Saturday, January 29, 2011

Thermal Engineering Overview


Thermal Engineering Overview
Imagine you have just finished making the last few changes to a presentation for one of your biggest clients, the most critical presentation of the year. Then, your worst fear comes true - your system suddenly fails. Data stored on your hard drive is lost. You pull the cover off the machine and you see that the miniature fan on top of the CPU has stopped running. You quickly realize that your microprocessor failed due to inadequate cooling. Promptly, you purchase an upgrade microprocessor and behold - it has a heat sink with no fan!Confused? You're not alone. This is a puzzle encountered by people who want to ensure their computer investment is protected with the right products to keep it functioning for years to come. The present problem with cooling microprocessors is a relatively new issue -- about 4 years old. It stems from the collision of two conflicting trends -- end-user desire for more powerful microprocessors to run the next generation software, and the equally strong demand for smaller, more mobile computer form factors. With each, the introduction of faster next-generation semiconductors aimed at improving computing power, heat concentration problems increase.
Thermal energy generated within these devices can be compared to that of a stovetop burner. Today's generation of Pentium, Athlon, and Power PC chips can dissipate more than 100 watts of power. In straight forward terms, you could fry an egg on top of any of these chips.
Choosing the right cooling solution is a complex task requiring the coordination of several factors and requires good thermal engineering. So how is it that certain upgrade processors do not require a heat sink with a miniature fan solution?
To answer that question, we need to first understand the fundamental problem. Heat to be removed must travel from the microelectronic chip to the surrounding air stream. As heat flows, it encounters a series of thermal resistance that impedes overall heat removal. The laws of physics dictate that performance and reliability of semiconductor and integrated circuit devices are absolutely constrained by temperature. Mathematicians have worked out formulas that inform us for every 10°C rise of the junction temperature (this corresponds to any one of the 4 million transistors that may be on a microprocessor) the failure rate doubles. There are any number of ways device temperature related failures modes may be manifested on the electronic level that cannot be visually detected.
These failure modes include such items as gate dielectric strength, junction fatigue, electromigration diffusion, electrical parameter shifts, and thermal runaway any of which could ultimately result in a failed CPU. But what does all of this tech-jargon really mean to you and me? It means that computer manufacturers and suppliers of upgrade processors must work diligently to ensure that their products are engineered properly to provide sufficient cooling to the microprocessor for an extended length of time.
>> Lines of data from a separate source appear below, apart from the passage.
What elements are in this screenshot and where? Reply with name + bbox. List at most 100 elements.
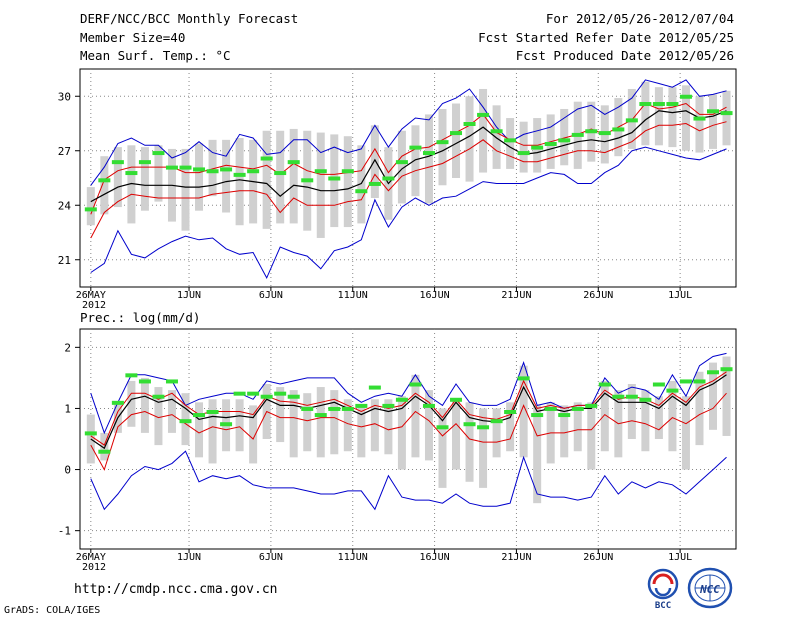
prec-box-4 — [140, 377, 149, 433]
temp-min-line — [90, 146, 727, 280]
prec-min-line — [90, 450, 727, 511]
prec-year-label: 2012 — [82, 562, 106, 573]
prec-marker-13 — [260, 394, 273, 399]
prec-marker-0 — [84, 431, 97, 436]
prec-marker-32 — [517, 376, 530, 381]
temp-marker-19 — [341, 169, 354, 174]
temp-box-26 — [438, 108, 447, 186]
temp-ytick-label-2: 27 — [58, 145, 71, 158]
prec-marker-30 — [490, 419, 503, 424]
prec-box-9 — [208, 399, 217, 464]
prec-box-38 — [600, 380, 609, 452]
temp-marker-45 — [693, 116, 706, 121]
prec-xtick-label-3: 11JUN — [338, 552, 368, 563]
temp-ytick-label-1: 24 — [58, 199, 72, 212]
temp-box-29 — [479, 88, 488, 173]
temp-marker-0 — [84, 207, 97, 212]
temp-marker-24 — [409, 145, 422, 150]
prec-box-27 — [452, 399, 461, 470]
prec-marker-8 — [193, 413, 206, 418]
temp-upper-line — [90, 102, 727, 215]
prec-box-15 — [289, 390, 298, 458]
prec-marker-44 — [679, 379, 692, 384]
temp-marker-27 — [450, 131, 463, 136]
prec-panel: -1 0 1 2 26MAY 1JUN 6JUN 11JUN 16JUN 21JUN 26JUN 1J… — [58, 328, 737, 573]
prec-xtick-label-1: 1JUN — [177, 552, 201, 563]
prec-marker-28 — [463, 422, 476, 427]
temp-box-21 — [370, 125, 379, 198]
prec-marker-15 — [287, 394, 300, 399]
prec-xtick-label-2: 6JUN — [259, 552, 283, 563]
prec-box-14 — [276, 387, 285, 443]
source-url[interactable]: http://cmdp.ncc.cma.gov.cn — [74, 582, 278, 597]
prec-ytick-label-3: 2 — [64, 341, 71, 354]
temp-box-14 — [276, 130, 285, 224]
prec-box-7 — [181, 393, 190, 446]
prec-box-8 — [195, 402, 204, 458]
produced-date: Fcst Produced Date 2012/05/26 — [515, 48, 734, 63]
temp-marker-28 — [463, 122, 476, 126]
prec-max-line — [90, 352, 727, 435]
prec-marker-40 — [625, 394, 638, 399]
prec-xtick-label-5: 21JUN — [501, 552, 531, 563]
prec-box-19 — [343, 399, 352, 452]
prec-marker-34 — [544, 406, 557, 411]
temp-marker-2 — [111, 160, 124, 165]
started-refer-date: Fcst Started Refer Date 2012/05/25 — [478, 30, 734, 45]
prec-marker-43 — [666, 388, 679, 393]
temp-box-30 — [492, 105, 501, 169]
temp-marker-7 — [179, 165, 192, 170]
temp-marker-9 — [206, 169, 219, 174]
prec-box-3 — [127, 380, 136, 427]
prec-box-11 — [235, 399, 244, 452]
prec-marker-3 — [125, 373, 138, 378]
temp-marker-36 — [571, 132, 584, 137]
temp-box-8 — [195, 143, 204, 211]
temp-xtick-label-5: 21JUN — [501, 290, 531, 301]
prec-marker-24 — [409, 382, 422, 387]
prec-marker-38 — [598, 382, 611, 387]
prec-box-33 — [533, 405, 542, 504]
temp-ytick-label-0: 21 — [58, 254, 71, 267]
temp-max-line — [90, 79, 727, 186]
prec-box-42 — [654, 396, 663, 439]
temp-marker-34 — [544, 141, 557, 146]
prec-marker-2 — [111, 400, 124, 405]
temp-marker-30 — [490, 129, 503, 134]
temp-marker-23 — [395, 160, 408, 165]
prec-box-36 — [573, 402, 582, 452]
temp-marker-40 — [625, 118, 638, 123]
temp-marker-6 — [165, 165, 178, 170]
temp-box-20 — [357, 145, 366, 224]
prec-box-41 — [641, 390, 650, 452]
temp-ytick-label-3: 30 — [58, 90, 71, 103]
prec-marker-4 — [138, 379, 151, 384]
temp-box-15 — [289, 128, 298, 224]
temp-marker-33 — [531, 145, 544, 150]
temp-marker-42 — [652, 102, 665, 107]
temp-box-19 — [343, 136, 352, 228]
prec-marker-9 — [206, 410, 219, 414]
temp-box-7 — [181, 148, 190, 231]
temp-xtick-label-3: 11JUN — [338, 290, 368, 301]
prec-box-23 — [397, 396, 406, 470]
temp-box-2 — [113, 147, 122, 208]
temp-marker-4 — [138, 160, 151, 165]
prec-marker-35 — [558, 413, 571, 418]
prec-box-37 — [587, 402, 596, 470]
temp-xtick-label-4: 16JUN — [420, 290, 450, 301]
temp-box-32 — [519, 121, 528, 173]
temp-box-5 — [154, 145, 163, 202]
temp-marker-26 — [436, 140, 449, 145]
temp-marker-37 — [585, 129, 598, 134]
prec-marker-11 — [233, 391, 246, 396]
temp-box-9 — [208, 139, 217, 197]
temp-box-3 — [127, 145, 136, 224]
prec-marker-23 — [395, 397, 408, 402]
ncc-logo-text: NCC — [699, 583, 720, 596]
prec-box-21 — [370, 399, 379, 452]
temp-xtick-label-2: 6JUN — [259, 290, 283, 301]
temp-year-label: 2012 — [82, 300, 106, 311]
temp-marker-20 — [355, 189, 368, 194]
temp-box-41 — [641, 81, 650, 146]
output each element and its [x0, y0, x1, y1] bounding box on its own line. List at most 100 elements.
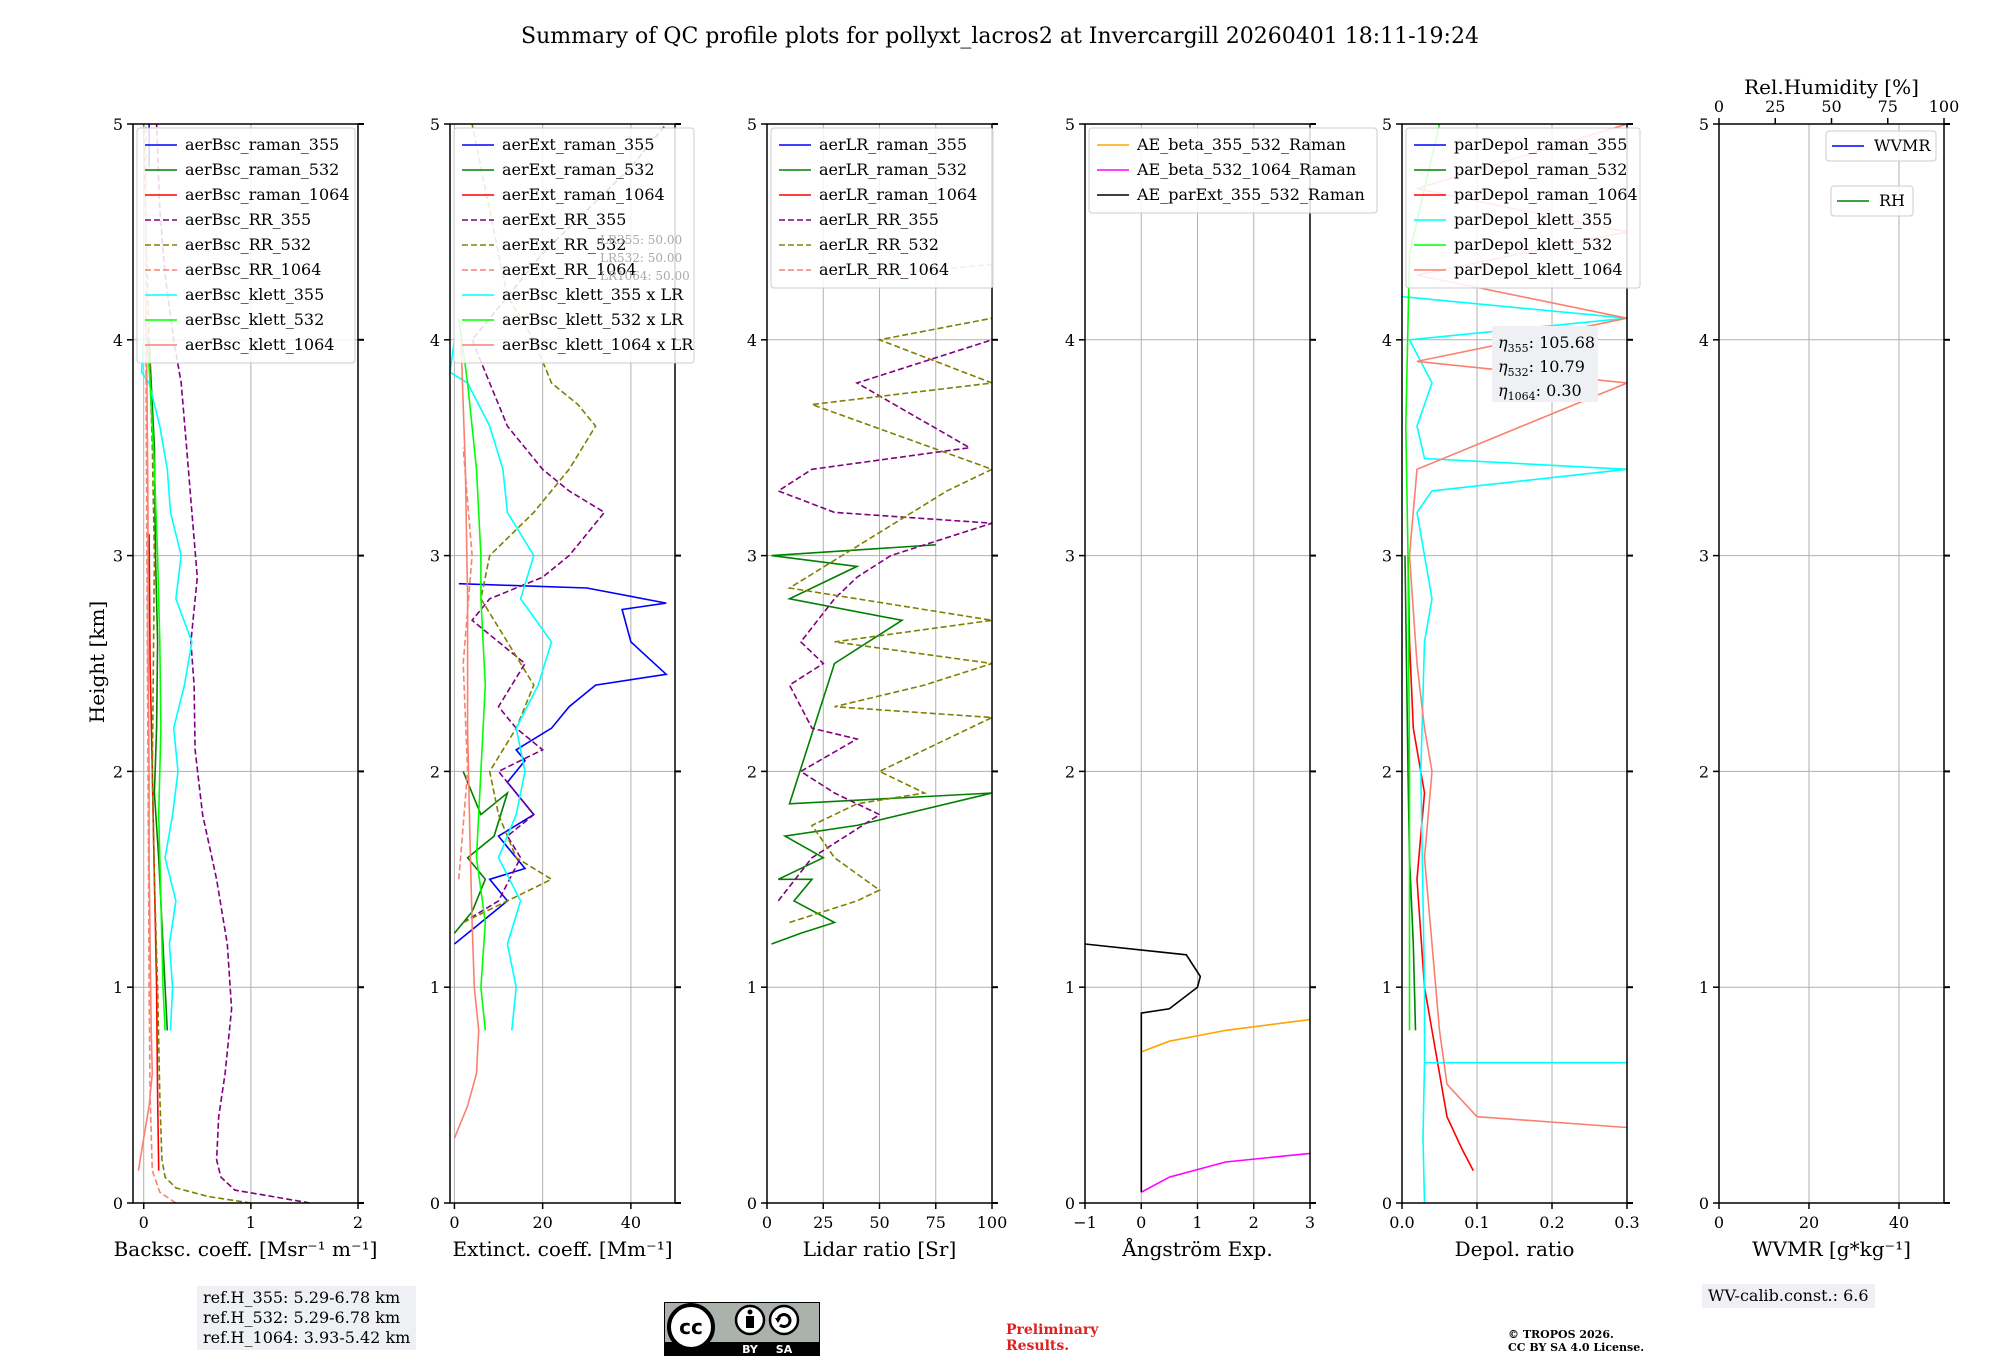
panel-bsc: 0 1 2 0 1 2 3 4 5 Backsc. coeff. [Msr⁻¹ m⁻¹] aerBs… [113, 115, 378, 1261]
x-tick-label: 100 [977, 1213, 1008, 1232]
y-tick-label: 4 [1699, 331, 1709, 350]
x-tick-label: 0 [449, 1213, 459, 1232]
legend-box [1088, 127, 1378, 214]
legend-label: RH [1879, 191, 1905, 210]
legend-label: WVMR [1874, 136, 1931, 155]
y-tick-label: 2 [1382, 762, 1392, 781]
series-line [137, 296, 154, 1171]
wv-calib-box: WV-calib.const.: 6.6 [1702, 1284, 1875, 1308]
reference-height-box: ref.H_355: 5.29-6.78 km ref.H_532: 5.29-… [197, 1286, 417, 1350]
x-tick-label: 0.1 [1464, 1213, 1489, 1232]
lr-355: LR355: 50.00 [600, 233, 682, 247]
legend-label: parDepol_raman_532 [1454, 160, 1627, 179]
cc-text: cc [679, 1315, 703, 1339]
top-tick-label: 50 [1821, 97, 1841, 116]
y-tick-label: 3 [113, 547, 123, 566]
x-axis-label: Extinct. coeff. [Mm⁻¹] [452, 1237, 672, 1261]
preliminary-results-note: Preliminary Results. [1006, 1322, 1098, 1354]
y-tick-label: 3 [747, 547, 757, 566]
legend-label: aerLR_raman_532 [819, 160, 967, 179]
legend: aerLR_raman_355 aerLR_raman_532 aerLR_rama… [770, 127, 994, 289]
sa-text: SA [776, 1343, 793, 1356]
legend: WVMR RH [1825, 130, 1937, 217]
ref-height-1064: ref.H_1064: 3.93-5.42 km [203, 1328, 411, 1347]
series-line [787, 317, 992, 924]
legend-label: aerExt_raman_355 [502, 135, 655, 154]
y-tick-label: 4 [1382, 331, 1392, 350]
legend-label: aerExt_raman_532 [502, 160, 655, 179]
y-tick-label: 3 [1699, 547, 1709, 566]
axes-frame [1401, 123, 1628, 1204]
series-line [776, 339, 992, 902]
x-tick-label: 40 [621, 1213, 641, 1232]
series-line [148, 339, 169, 1031]
series-group [450, 124, 668, 1139]
x-tick-label: 3 [1305, 1213, 1315, 1232]
legend-label: aerExt_RR_355 [502, 210, 626, 229]
x-axis-label: Lidar ratio [Sr] [803, 1237, 957, 1261]
x-tick-label: 1 [1192, 1213, 1202, 1232]
series-line [145, 124, 177, 1203]
y-tick-label: 1 [1065, 978, 1075, 997]
y-tick-label: 0 [1065, 1194, 1075, 1213]
series-line [1141, 1018, 1310, 1053]
y-tick-label: 5 [1065, 115, 1075, 134]
eta-1064: η1064: 0.30 [1498, 381, 1582, 403]
top-tick-label: 0 [1714, 97, 1724, 116]
preliminary-line-2: Results. [1006, 1338, 1070, 1354]
x-axis-label: Backsc. coeff. [Msr⁻¹ m⁻¹] [114, 1237, 378, 1261]
y-tick-label: 5 [1382, 115, 1392, 134]
y-tick-label: 1 [1382, 978, 1392, 997]
x-tick-label: −1 [1073, 1213, 1097, 1232]
legend-label: aerBsc_klett_1064 x LR [502, 335, 694, 354]
sa-share-alike-icon [768, 1304, 800, 1336]
y-tick-label: 2 [1699, 762, 1709, 781]
x-tick-label: 20 [532, 1213, 552, 1232]
legend-label: aerBsc_raman_355 [185, 135, 339, 154]
panel-depol: 0.0 0.1 0.2 0.3 0 1 2 3 4 5 Depol. ratio parDepol_r… [1382, 115, 1641, 1261]
x-tick-label: 75 [926, 1213, 946, 1232]
panel-ext: 0 20 40 0 1 2 3 4 5 Extinct. coeff. [Mm⁻¹] aerExt_… [430, 115, 695, 1261]
y-tick-label: 1 [430, 978, 440, 997]
series-line [1402, 295, 1627, 1203]
x-tick-label: 0 [762, 1213, 772, 1232]
series-line [462, 124, 667, 924]
legend-box [453, 127, 695, 364]
y-tick-label: 2 [747, 762, 757, 781]
axes-frame [449, 123, 676, 1204]
by-text: BY [742, 1343, 759, 1356]
ref-height-355: ref.H_355: 5.29-6.78 km [203, 1288, 401, 1307]
legend-label: aerExt_RR_532 [502, 235, 626, 254]
series-group [771, 263, 992, 945]
y-tick-label: 0 [1382, 1194, 1392, 1213]
cc-by-sa-license-icon: cc BY SA [664, 1302, 820, 1356]
y-tick-label: 4 [430, 331, 440, 350]
copyright-line-1: © TROPOS 2026. [1508, 1328, 1614, 1341]
legend-label: aerBsc_raman_1064 [185, 185, 350, 204]
legend-label: aerBsc_raman_532 [185, 160, 339, 179]
legend-label: parDepol_klett_532 [1454, 235, 1612, 254]
legend-label: aerBsc_RR_1064 [185, 260, 321, 279]
eta-532: η532: 10.79 [1498, 357, 1585, 379]
legend-label: aerBsc_klett_1064 [185, 335, 334, 354]
x-tick-label: 0 [1714, 1213, 1724, 1232]
legend-box [136, 127, 356, 364]
y-tick-label: 5 [113, 115, 123, 134]
lr-1064: LR1064: 50.00 [600, 269, 690, 283]
legend-label: parDepol_raman_1064 [1454, 185, 1638, 204]
y-tick-label: 3 [430, 547, 440, 566]
legend-label: AE_parExt_355_532_Raman [1136, 185, 1365, 204]
legend-label: aerLR_RR_355 [819, 210, 939, 229]
legend-label: aerBsc_klett_355 x LR [502, 285, 684, 304]
series-line [1407, 555, 1475, 1171]
series-line [453, 582, 668, 945]
legend: aerBsc_raman_355 aerBsc_raman_532 aerBsc_r… [136, 127, 356, 364]
x-tick-label: 40 [1889, 1213, 1909, 1232]
y-tick-label: 4 [113, 331, 123, 350]
x-tick-label: 1 [246, 1213, 256, 1232]
legend-label: aerExt_RR_1064 [502, 260, 637, 279]
lr-values: LR355: 50.00 LR532: 50.00 LR1064: 50.00 [600, 233, 690, 283]
wv-calib-constant: WV-calib.const.: 6.6 [1708, 1286, 1869, 1305]
y-tick-label: 5 [747, 115, 757, 134]
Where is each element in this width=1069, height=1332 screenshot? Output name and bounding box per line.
Thermal engineering is more than a way of controlling heat and temperature rise in a computer. By definition, thermal engineering requires designers to pay attention to every aspect of heat generation and removal in an electronics system. It is NOT putting the biggest heat sink or biggest fan on a semiconductor. Rather, it is the careful and purposeful selection of parts and components, with heat removal in mind. An ideal cooling design achieves the desired junction temperatures, is compact in size, low in cost, adaptable enough to fit into system designs.
Attempts to increase capacity by using larger heat sinks, higher air velocities and fan heat sink combinations will be wrought with diminishing returns. Contrary to market demands for smaller packaging and higher performance, these solutins add to the packaging volume with larger parts or decreasing the system reliability.
So how do we choose the best solutions? In early stages of system design as well as the package design for the processor, thermal issues need to be recognized and advanced engineering solutions brought to the design table. The design of upgrade processors allows thermally optimized packages to be utilized in non-optimized systems. This is due to upfront thermal engineering efforts where materials, manufacturing techniques, and thermal barriers all maximize a processor's performance and reliability at the lowest cost and smallest sizes. While these upgrade processors then offer advanced thermal solutions where they can replace less reliable fan/sink combinations, they represent a change to thermal engineering in the earliest stages of product design.
Why don't the system manufacturers implement these advanced solutions in the original product design cycle? Often this is due to the fast pace product development cycles, and often it is just because the solutions were not available at the time the system was ready for market. Will you likely see lower reliability solutions in future system designs? Not if thermal engineering takes place!